Ama elbette bu noktaya bilerek ve isteyerek gelmedik. Dahası, sosyal ağlarda herhangi bir canlı yayınları vs. takip ettiğimiz ve sonrasında onlara anlamsızca statü yüklediğimiz birçok kullanıcı da gazeteciliğin içler acısı hâli sonucu geçmişte muhabirlerin üstlendiği işleri üstlenmek zorunda kaldılar. Türkiye’de bir sokak hareketi varken sokaktan tweet atan, fotoğraf geçen muhabirler bugün Cumhurbaşkanı ya da bakanların sözlerini tweet’liyorlar ve buna da yurttaş haberciliği deniyor. Oysa yurttaş haberciliğinin kaynağı ‘devlet’ olamaz. Bu mümkün bir şey değil, zaten olayın da doğasına aykırı.
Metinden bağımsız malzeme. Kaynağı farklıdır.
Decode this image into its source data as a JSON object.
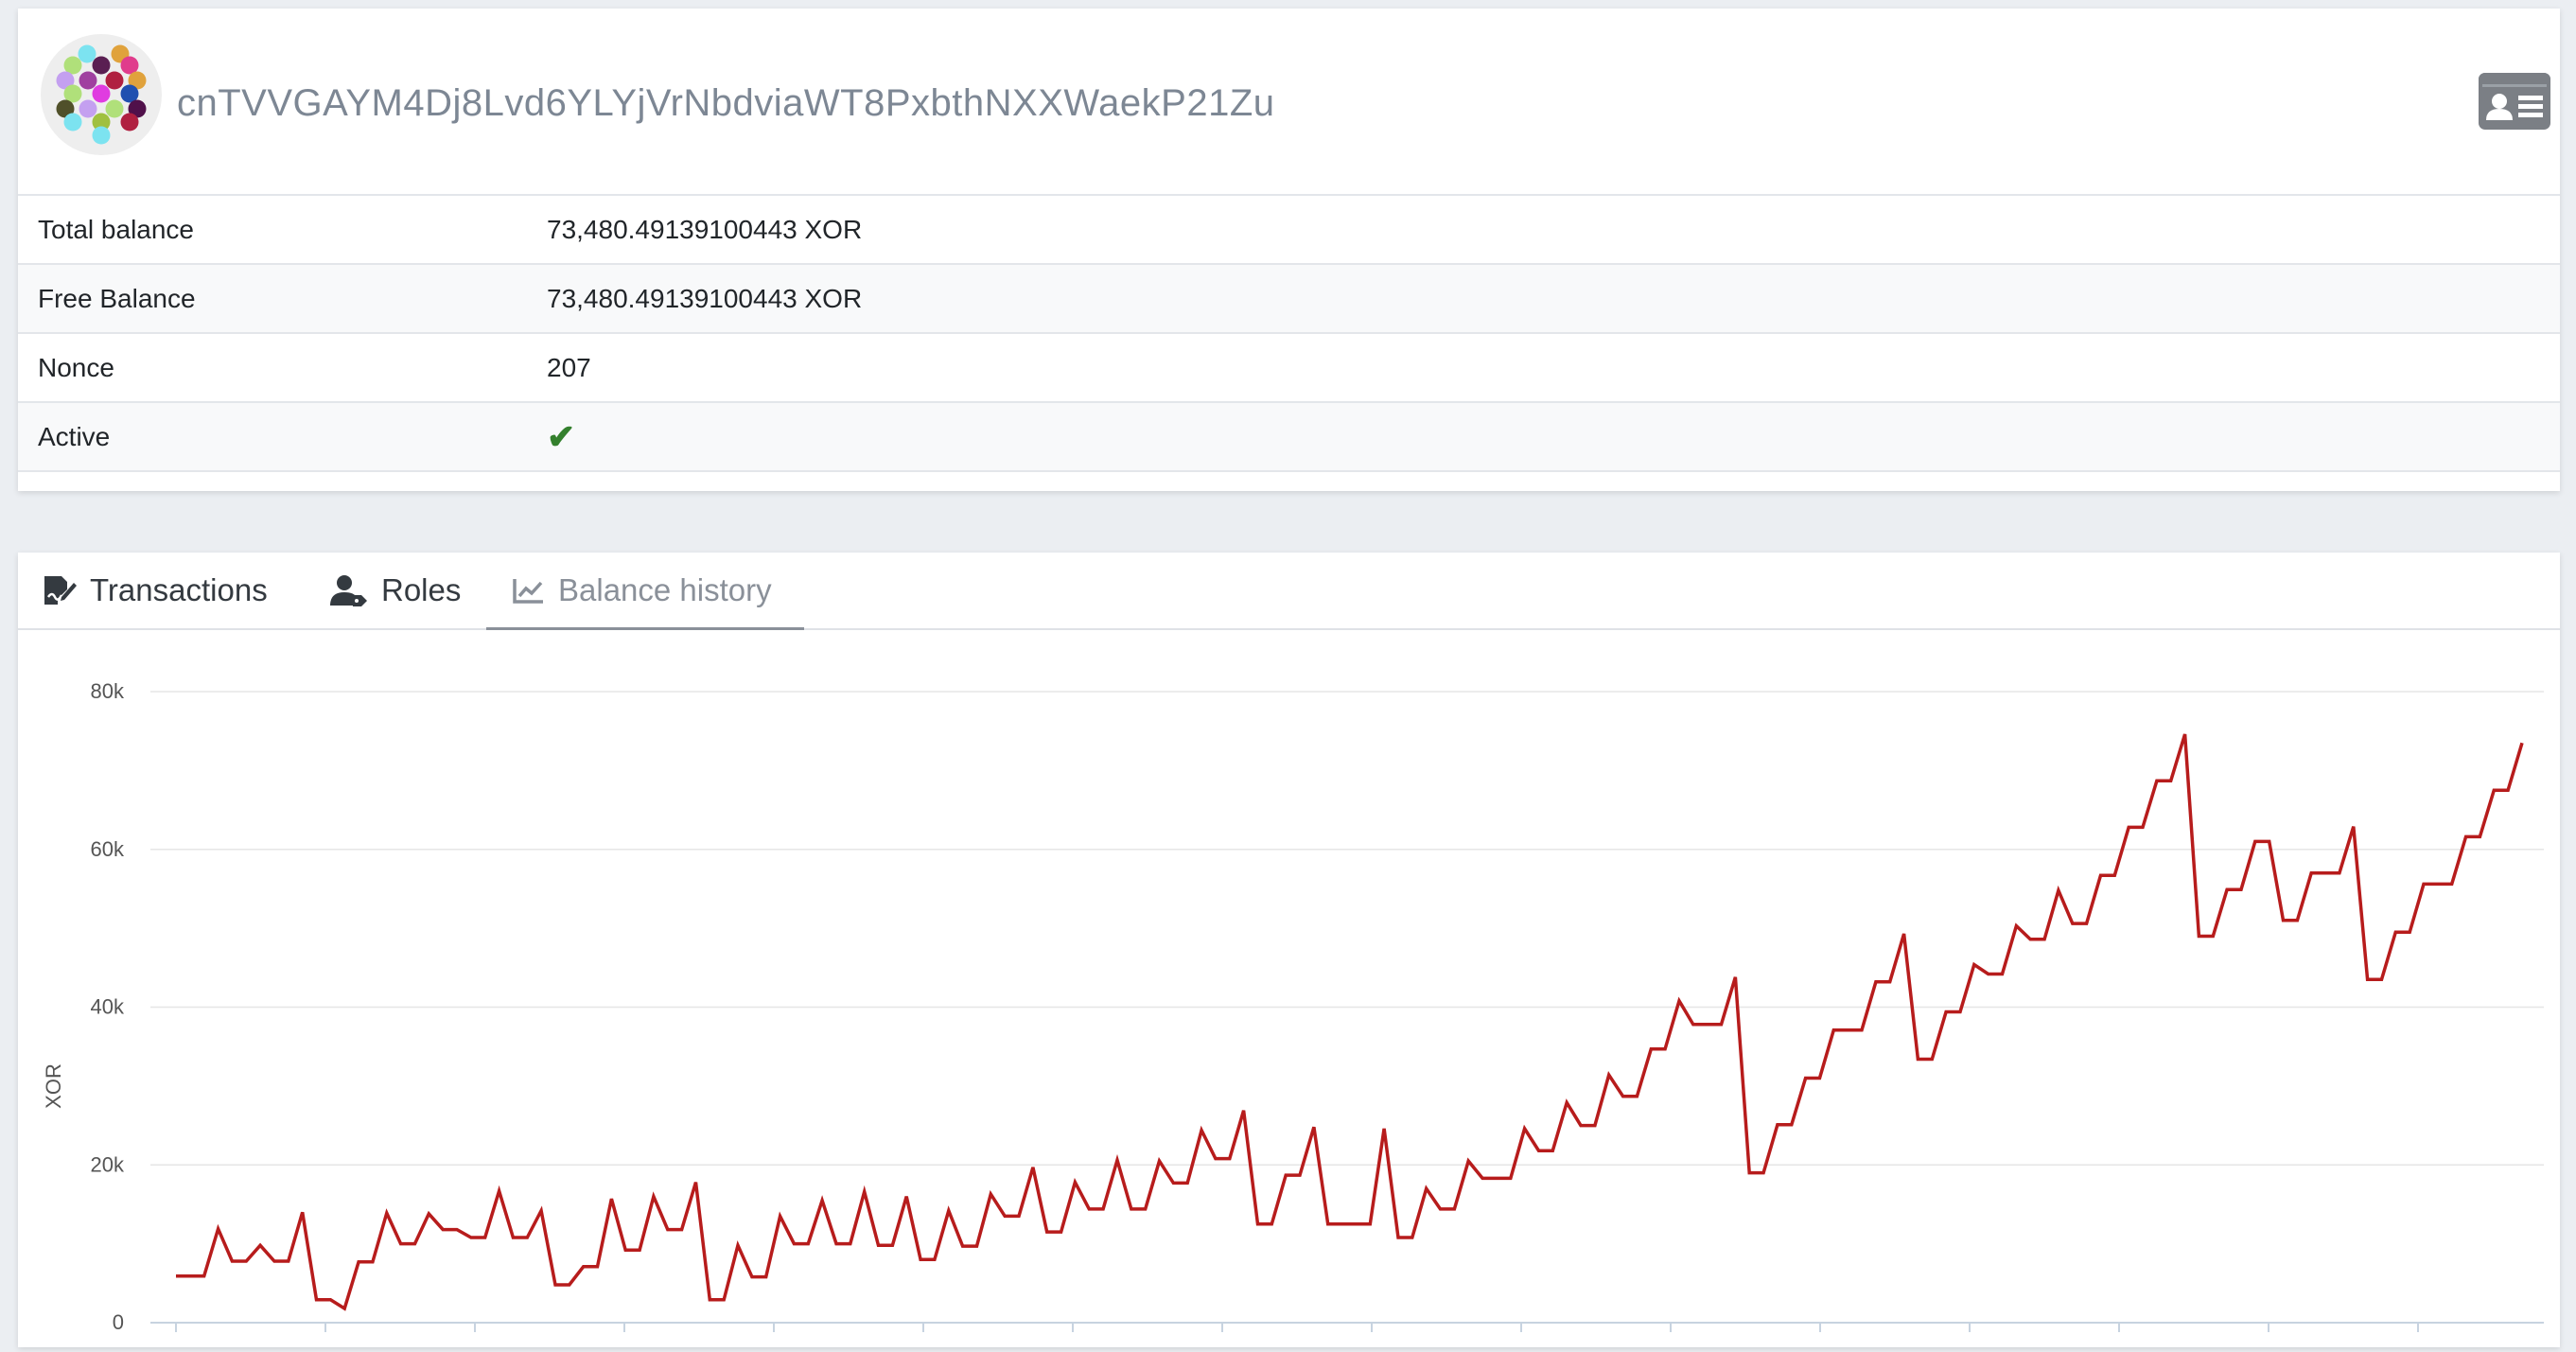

İşte savunmasızlığımızın temelinde de bu var. Doğru bilgi kaynaklarına olan erişimimizin önündeki kalitesizlik, yasal sorunlar ve siyasal durum gibi engellerin her geçen gün kendini yenilediği ve beslendiği düşünüldüğünde sosyal ağların ‘aşağıdan yukarıya yalanı büyüten’ rejiminin dünden bugüne yukarıdan aşağı yalanı kurumsallaştıran ve yalanla yöneterek post-truth rejimini bizzat yaratan geleneksel medyayı temizlemeden başlayamayacağı ortada. O nedenle teyit çalışmalarının da yalan haber tartışmasının da temeline ilk olarak ‘geleneksel haber kaynaklarımızı’ koyup içerikle haber arasındaki farkı okura da habercilere de anlatmakta fayda var. Kaynaklarımızın bu ortamdaki güvenilmezliği kadar habere ulaşım yollarımız ve haber toplama metodlarımızı da baştan gözden geçirmek dışında bir çaremiz olmadığı ortada. Zira savunmasızlığımızın ve çaresizliğimizin temel sebebi orada yatıyor. Yalan haberlerle mücadele için bir reçete arıyorsak öncelikle kalitesiz gazetecilik ve sorunlu demokrasi kültürümüzle kavga etmemiz gerekiyor.

Sarphan Uzunoğlu

Sarphan Uzunoğlu, UiT The Arctic University of Norway Dil ve Kültür Bölümünde öğretim üyesi olarak çalışmaktadır. Doktorasını haber odalarında preker gazeteci emeği üzerine yazdığı tezle tamamlayan Uzunoğlu P24, Global Voices, Creative Disturbance gibi platformlara da katkı sağlamaktadır.